Read this and then ask a Republican how Bush's plan can possibly work
Posted by Jill | 6:50 AM
With this kind of sectarian division, how can anyone actually believe that sending 20,000 more soldiers door-to-door armed with semiautomatic weapons is going to result in a peaceful, harmonious, democratic Iraq?

Iraq’s Shiite prime minister and Sunni lawmakers hurled insults at one another during a raucous session of Parliament on Thursday, with the prime minister threatening a Sunni lawmaker with arrest and the Sunni speaker of Parliament threatening to quit.

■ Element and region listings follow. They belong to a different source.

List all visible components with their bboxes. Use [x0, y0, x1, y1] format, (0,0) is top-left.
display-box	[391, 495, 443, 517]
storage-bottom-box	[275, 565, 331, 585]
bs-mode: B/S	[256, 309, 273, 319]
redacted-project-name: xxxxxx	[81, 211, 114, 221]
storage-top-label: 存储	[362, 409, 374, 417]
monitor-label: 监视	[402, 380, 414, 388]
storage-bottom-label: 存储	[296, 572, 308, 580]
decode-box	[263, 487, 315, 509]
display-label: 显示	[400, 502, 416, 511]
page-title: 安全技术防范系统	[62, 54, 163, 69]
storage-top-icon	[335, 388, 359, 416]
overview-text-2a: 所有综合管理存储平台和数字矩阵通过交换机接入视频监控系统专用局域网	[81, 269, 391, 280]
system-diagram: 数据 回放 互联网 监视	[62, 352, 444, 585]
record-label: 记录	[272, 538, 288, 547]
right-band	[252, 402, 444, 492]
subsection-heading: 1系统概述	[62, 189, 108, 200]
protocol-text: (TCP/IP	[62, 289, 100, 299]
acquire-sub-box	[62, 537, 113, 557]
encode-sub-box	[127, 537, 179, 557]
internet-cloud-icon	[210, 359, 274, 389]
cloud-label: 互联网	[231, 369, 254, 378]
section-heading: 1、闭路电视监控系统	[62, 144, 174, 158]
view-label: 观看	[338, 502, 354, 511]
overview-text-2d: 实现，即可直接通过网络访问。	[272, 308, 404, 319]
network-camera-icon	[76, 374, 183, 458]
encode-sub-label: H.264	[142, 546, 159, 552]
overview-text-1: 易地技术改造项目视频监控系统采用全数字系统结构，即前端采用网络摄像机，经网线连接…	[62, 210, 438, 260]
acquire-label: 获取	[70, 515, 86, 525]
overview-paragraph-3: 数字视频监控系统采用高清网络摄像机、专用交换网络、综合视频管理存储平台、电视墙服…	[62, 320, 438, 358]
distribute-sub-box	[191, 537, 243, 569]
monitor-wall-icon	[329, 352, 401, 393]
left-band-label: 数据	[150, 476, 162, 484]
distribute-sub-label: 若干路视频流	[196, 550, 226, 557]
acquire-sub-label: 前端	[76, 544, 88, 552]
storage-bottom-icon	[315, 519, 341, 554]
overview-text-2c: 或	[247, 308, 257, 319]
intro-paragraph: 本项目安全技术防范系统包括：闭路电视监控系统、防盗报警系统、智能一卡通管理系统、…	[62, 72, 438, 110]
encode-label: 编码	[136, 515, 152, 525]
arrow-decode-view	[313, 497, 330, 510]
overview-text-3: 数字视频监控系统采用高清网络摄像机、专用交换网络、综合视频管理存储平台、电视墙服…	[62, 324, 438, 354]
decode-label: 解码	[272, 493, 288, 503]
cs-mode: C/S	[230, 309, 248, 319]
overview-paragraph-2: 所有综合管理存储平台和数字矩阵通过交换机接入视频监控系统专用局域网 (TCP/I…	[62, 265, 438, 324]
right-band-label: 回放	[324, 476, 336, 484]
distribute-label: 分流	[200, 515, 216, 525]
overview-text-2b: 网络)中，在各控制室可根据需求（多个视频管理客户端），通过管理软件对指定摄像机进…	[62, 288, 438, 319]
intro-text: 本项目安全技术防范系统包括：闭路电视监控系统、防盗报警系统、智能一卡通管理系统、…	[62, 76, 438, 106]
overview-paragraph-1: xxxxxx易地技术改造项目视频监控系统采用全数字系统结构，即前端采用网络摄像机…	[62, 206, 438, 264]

The uproar revolved around the new Baghdad security plan, but it came as the prime minister, Nuri Kamal al-Maliki, is under increasing pressure to demonstrate evenhandedness. President Bush’s new strategy for Iraq hinges in large measure on the Iraqi government’s ability to rein in both Shiite and Sunni militants.

In Parliament on Thursday, Mr. Maliki focused his anger on Sunni lawmakers, accusing one of being involved in sectarian kidnappings. The confrontation erupted after Mr. Maliki described the outlines of the new Baghdad security plan and pledged there would be no “safe haven” for militants.

The leader of a powerful Sunni bloc, Abdul Nasir al-Janabi, provoked Mr. Maliki, saying over jeers from Shiite politicians, “We cannot trust the office of the prime minister.”

His microphone was quickly shut off, and Mr. Maliki lashed into him, essentially accusing him of being one of the outlaws he had just said would not be granted sanctuary.

“I will show you,” Mr. Maliki said, waving his finger in the air. “I will turn over the documents we have,” implying that the legislator was guilty of crimes.

While the politicians battled in Parliament, the sectarian battle on the streets went on unabated, with 25 people killed by a suicide car bomb in a Shiite neighborhood in Baghdad.


Heh. Shutting off the microphone. Just like this guy:




(Skip forward to about 4 minutes into this video if you like, but be sure to watch to the very end.)

It looks like this Republican administration in the U.S. really did create "democracy" in their own image in Iraq after all.